Siamo poi alla solita manipolazione della statistica, la quale deve essere presa sempre con molta cura. Il Censis può ben dire che il lavoro part time (17%) e il tempo determinato (13,2%) sul totale del lavoro sono significativamente bassi rispetto a Germania e Paesi Bassi, ma sbaglia metodologia. In Italia il lavoro autonomo, quasi il 20% del totale, doppia la media europea e si presenta come il vero vincolo e grande anomalia del paese. Siamo un paese di falsi lavori autonomi che hanno un solo committente e sono per lo più eterodiretti. Se consideriamo con cura queste informazioni, si può ben comprendere lo stato di abbandono del lavoro. Come potrebbe, altrimenti, l’Ocse assegnare all’Italia un punteggio così alto nella flessibilità del lavoro? Una flessibilità, sempre l’Ocse, che condiziona la produttività di sistema.

L’Italia è un paese impaurito perché la politica e le politiche economiche suggerite sono incapaci di creare tanto lavoro quanto se ne perde. Al massimo riescono a suggerire di lavorare peggio un po’ tutti. Ovviamente quelli che possono lavorare, che sono 10 punti percentuali in meno rispetto alla media europea. Il solo fatto che più della metà delle persone pensano che si possa cadere in povertà ribalta il diritto positivo liberale. Il presupposto era che tutti dovevano partire dallo stesso punto di partenza; per questo le norme su lavoro e welfare state sono per definizione diseguali, ma questo principio non è stato solo svuotato.
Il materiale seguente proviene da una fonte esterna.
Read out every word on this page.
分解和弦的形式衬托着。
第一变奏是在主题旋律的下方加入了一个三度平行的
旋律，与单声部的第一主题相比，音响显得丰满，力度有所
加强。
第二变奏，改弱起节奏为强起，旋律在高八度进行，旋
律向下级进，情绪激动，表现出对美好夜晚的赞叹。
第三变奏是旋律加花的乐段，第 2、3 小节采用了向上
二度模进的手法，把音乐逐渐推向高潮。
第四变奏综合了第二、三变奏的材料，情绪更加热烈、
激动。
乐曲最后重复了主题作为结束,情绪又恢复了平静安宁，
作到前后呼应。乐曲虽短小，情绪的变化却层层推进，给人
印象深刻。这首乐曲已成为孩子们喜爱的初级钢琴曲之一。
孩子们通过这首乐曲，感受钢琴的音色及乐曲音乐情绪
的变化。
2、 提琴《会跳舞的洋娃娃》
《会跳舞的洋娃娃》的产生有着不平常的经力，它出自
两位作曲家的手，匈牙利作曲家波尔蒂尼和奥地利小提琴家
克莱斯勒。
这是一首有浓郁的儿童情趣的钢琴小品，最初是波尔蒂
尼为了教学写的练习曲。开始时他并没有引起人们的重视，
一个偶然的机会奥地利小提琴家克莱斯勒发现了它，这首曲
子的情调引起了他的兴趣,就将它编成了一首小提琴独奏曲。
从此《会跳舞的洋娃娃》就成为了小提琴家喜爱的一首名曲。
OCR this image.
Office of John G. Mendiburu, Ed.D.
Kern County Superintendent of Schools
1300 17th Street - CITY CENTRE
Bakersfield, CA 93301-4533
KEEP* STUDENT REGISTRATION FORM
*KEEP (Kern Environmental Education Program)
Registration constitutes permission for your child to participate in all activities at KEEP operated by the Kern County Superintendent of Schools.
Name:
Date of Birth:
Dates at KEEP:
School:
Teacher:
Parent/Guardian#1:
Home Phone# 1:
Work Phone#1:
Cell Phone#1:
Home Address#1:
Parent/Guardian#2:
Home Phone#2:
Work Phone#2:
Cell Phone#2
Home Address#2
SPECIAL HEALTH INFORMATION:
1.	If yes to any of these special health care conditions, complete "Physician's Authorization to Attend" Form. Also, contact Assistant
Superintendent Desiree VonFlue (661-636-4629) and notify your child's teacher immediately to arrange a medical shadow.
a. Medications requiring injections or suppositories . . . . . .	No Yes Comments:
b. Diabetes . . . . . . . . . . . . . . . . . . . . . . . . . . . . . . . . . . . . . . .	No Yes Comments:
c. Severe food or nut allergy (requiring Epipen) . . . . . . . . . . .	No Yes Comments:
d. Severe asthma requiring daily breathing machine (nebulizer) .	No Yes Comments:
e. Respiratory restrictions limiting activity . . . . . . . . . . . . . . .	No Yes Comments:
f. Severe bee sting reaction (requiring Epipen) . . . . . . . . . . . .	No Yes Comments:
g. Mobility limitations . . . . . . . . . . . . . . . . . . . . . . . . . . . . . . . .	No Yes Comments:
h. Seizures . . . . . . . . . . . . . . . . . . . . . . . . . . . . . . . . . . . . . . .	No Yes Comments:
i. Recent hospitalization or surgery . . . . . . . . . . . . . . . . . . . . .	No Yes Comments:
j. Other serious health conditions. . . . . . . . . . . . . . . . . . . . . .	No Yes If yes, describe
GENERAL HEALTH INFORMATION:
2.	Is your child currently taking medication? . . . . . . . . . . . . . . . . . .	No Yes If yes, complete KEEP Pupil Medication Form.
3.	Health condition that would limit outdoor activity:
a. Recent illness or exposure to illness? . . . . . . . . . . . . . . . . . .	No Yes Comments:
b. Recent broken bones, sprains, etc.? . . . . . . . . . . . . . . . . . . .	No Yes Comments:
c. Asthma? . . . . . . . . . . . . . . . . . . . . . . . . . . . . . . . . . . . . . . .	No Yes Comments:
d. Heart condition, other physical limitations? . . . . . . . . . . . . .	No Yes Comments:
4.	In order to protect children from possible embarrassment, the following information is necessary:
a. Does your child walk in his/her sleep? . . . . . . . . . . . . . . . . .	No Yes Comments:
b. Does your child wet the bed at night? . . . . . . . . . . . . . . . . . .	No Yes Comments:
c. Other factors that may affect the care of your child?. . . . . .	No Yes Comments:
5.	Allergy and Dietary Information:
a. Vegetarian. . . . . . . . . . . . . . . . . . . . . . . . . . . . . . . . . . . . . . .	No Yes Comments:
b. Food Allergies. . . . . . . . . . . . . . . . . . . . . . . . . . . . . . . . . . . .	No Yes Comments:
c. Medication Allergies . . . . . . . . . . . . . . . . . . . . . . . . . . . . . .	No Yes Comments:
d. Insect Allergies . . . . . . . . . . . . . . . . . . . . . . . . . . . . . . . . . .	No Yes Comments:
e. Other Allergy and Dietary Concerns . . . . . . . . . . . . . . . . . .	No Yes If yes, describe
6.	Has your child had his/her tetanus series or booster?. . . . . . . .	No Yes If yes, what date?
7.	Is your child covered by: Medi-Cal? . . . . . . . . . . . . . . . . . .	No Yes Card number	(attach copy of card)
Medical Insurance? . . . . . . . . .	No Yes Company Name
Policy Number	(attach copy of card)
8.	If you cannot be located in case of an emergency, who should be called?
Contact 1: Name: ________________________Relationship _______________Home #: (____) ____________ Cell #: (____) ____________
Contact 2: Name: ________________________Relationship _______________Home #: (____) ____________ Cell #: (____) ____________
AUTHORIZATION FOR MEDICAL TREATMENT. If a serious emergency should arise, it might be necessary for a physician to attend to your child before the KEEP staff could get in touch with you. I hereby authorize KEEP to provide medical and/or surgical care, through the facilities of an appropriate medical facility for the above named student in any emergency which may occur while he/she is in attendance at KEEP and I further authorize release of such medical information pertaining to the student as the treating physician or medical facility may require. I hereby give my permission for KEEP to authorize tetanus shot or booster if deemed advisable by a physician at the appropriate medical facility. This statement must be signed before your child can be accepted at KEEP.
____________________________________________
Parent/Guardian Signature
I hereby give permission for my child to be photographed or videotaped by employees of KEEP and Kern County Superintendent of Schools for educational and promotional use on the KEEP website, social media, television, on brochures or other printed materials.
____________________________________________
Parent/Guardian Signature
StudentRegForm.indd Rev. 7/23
Libertà da (bisogno) e libertà di (essere) sono principi messi nel cassetto. Un cassetto chiuso a chiave e, per sicurezza, gettata lontana. Nemmeno la memoria deve rimanere dei diritti positivi.

Potrebbe andare peggio perché si sta perdendo memoria delle fondamenta della società civile. Quando il 60% delle persone immagina che potrebbe diventare povera, vuol dire che è successo di qualcosa di profondo e inedito. Il 2015 sarà un anno terribile. Draghi continua a dirlo in tutti i modi. Juncker da carte false e la Commissione europea gioca a dare i voti. Sapete quale è la cosa peggiore? Che il governo del paese trovi queste cose come meno gravi di altre.